Compute and manipulate histograms from XArray data using BoostHistogram
This package allow to compute histograms from XArray data, taking advantage of its label and dimensions management. It relies on the Boost Histogram library for the computations.
It is essentially a thin wrapper using directly Boost Histogram on loaded data, or Dask-histogram on data contained in Dask arrays. It thus features optimized performance, as well as lazy computation and easy up-scaling thanks to Dask.
Bins can be specified similarly to Numpy functions:
import xarray_histogram as xh
hist = xh.histogram(data, bins=[(100, 0., 10.)])
but also using boost axes, benefiting from their features:
import boost_histogram.axis as bha
hist = xh.histogram(data, bins=[bha.Regular(100, 0., 10.)])

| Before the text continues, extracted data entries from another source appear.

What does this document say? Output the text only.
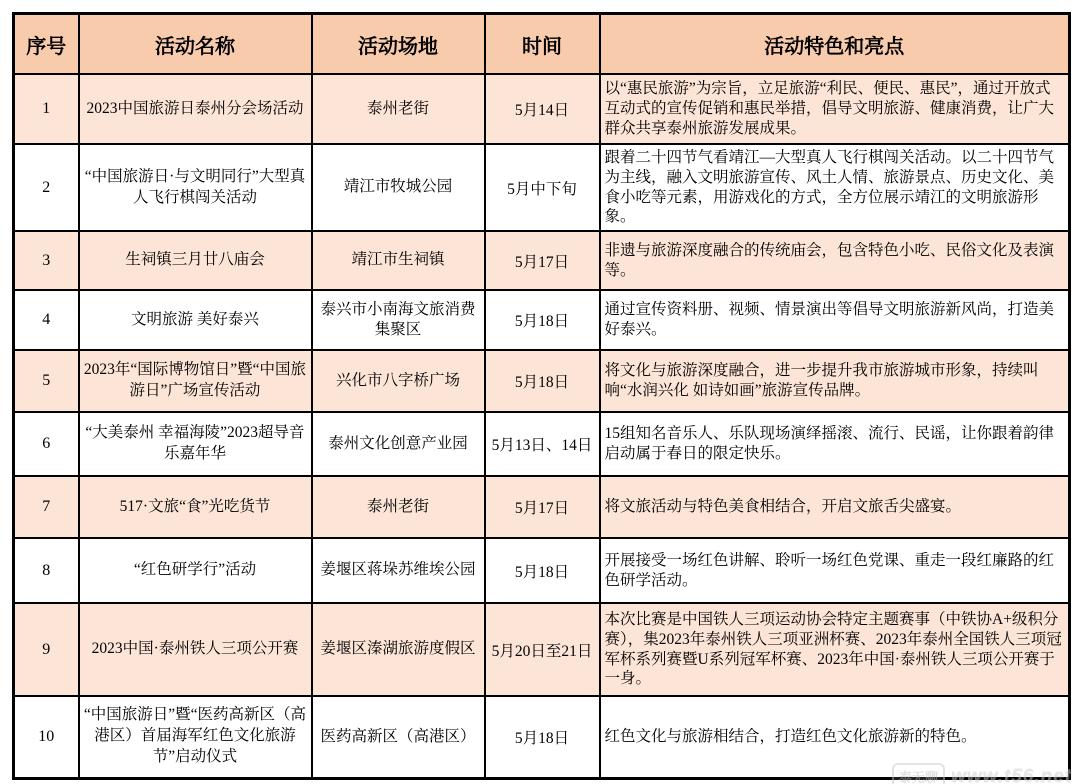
序号	活动名称	活动场地	时间	活动特色和亮点
1	2023中国旅游日泰州分会场活动	泰州老街	5月14日	以“惠民旅游”为宗旨，立足旅游“利民、便民、惠民”，通过开放式互动式的宣传促销和惠民举措，倡导文明旅游、健康消费，让广大群众共享泰州旅游发展成果。
2	“中国旅游日·与文明同行”大型真人飞行棋闯关活动	靖江市牧城公园	5月中下旬	跟着二十四节气看靖江—大型真人飞行棋闯关活动。以二十四节气为主线，融入文明旅游宣传、风土人情、旅游景点、历史文化、美食小吃等元素，用游戏化的方式，全方位展示靖江的文明旅游形象。
3	生祠镇三月廿八庙会	靖江市生祠镇	5月17日	非遗与旅游深度融合的传统庙会，包含特色小吃、民俗文化及表演等。
4	文明旅游 美好泰兴	泰兴市小南海文旅消费集聚区	5月18日	通过宣传资料册、视频、情景演出等倡导文明旅游新风尚，打造美好泰兴。
5	2023年“国际博物馆日”暨“中国旅游日”广场宣传活动	兴化市八字桥广场	5月18日	将文化与旅游深度融合，进一步提升我市旅游城市形象，持续叫响“水润兴化 如诗如画”旅游宣传品牌。
6	“大美泰州 幸福海陵”2023超导音乐嘉年华	泰州文化创意产业园	5月13日、14日	15组知名音乐人、乐队现场演绎摇滚、流行、民谣，让你跟着韵律启动属于春日的限定快乐。
7	517·文旅“食”光吃货节	泰州老街	5月17日	将文旅活动与特色美食相结合，开启文旅舌尖盛宴。
8	“红色研学行”活动	姜堰区蒋垛苏维埃公园	5月18日	开展接受一场红色讲解、聆听一场红色党课、重走一段红廉路的红色研学活动。
9	2023中国·泰州铁人三项公开赛	姜堰区溱湖旅游度假区	5月20日至21日	本次比赛是中国铁人三项运动协会特定主题赛事（中铁协A+级积分赛），集2023年泰州铁人三项亚洲杯赛、2023年泰州全国铁人三项冠军杯系列赛暨U系列冠军杯赛、2023年中国·泰州铁人三项公开赛于一身。
10	“中国旅游日”暨“医药高新区（高港区）首届海军红色文化旅游节”启动仪式	医药高新区（高港区）	5月18日	红色文化与旅游相结合，打造红色文化旅游新的特色。
泰无聊 www.t56.net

Multi-dimensional histogram can be computed, here in 2D for instance:
hist = xh.histogram(
temp, chlorophyll,
bins=[bha.Regular(100, -5., 40.), bha.Regular(100, 1e-3, 10, transform=bha.transform.log))
)
Finally, so far we have computed histograms on the whole flattened arrays, but we can compute only along some dimensions. For instance we can retrieve the time evolution of an histogram:
hist = xh.histogram(temp, bins=[bha.Regular(100, 0., 10.)], dims=['lat', 'lon'])
Histograms can be normalized, and weights can be applied. All of this works seamlessly with data stored in numpy or dask arrays.
An Xarray accessor can be made available to do certain manipulations on histogram data. Simply import xarray_histogram.accessor
, all arrays can then access methods through the hist
property::
hist.hist.edges()
hist.hist.median()
hist.hist.ppf(q=0.75)
See the accessor API for more details.
- Python >= 3.11
- numpy
- xarray
- boost-histogram
- dask and dask-histogram (optional)
- scipy (optional)
From source with:
git clone https://github.com/Descanonge/xarray-histogram
cd xarray-histogram
pypi install -e .
Soon on Pypi.
Documentation available at https://xarray-histogram.readthedocs.io
Soon from PyPI ... 🚧
From source:
git clone https://github.com/Descanonge/xarray-histogram
cd xarray-histogram
pypi install -e .
To compare performances check these notebooks for numpy and dask arrays.
xhistogram already exists. It relies on Numpy functions and thus does not benefit of some performance upgrades brought by Boost (see performance comparisons). I also hoped to bring similar features with simpler code, relying on dependencies. Some additional features of boost (overflow bins, rebinning, extracting various statistics from the DataArray histogram) could be added (this is in the works).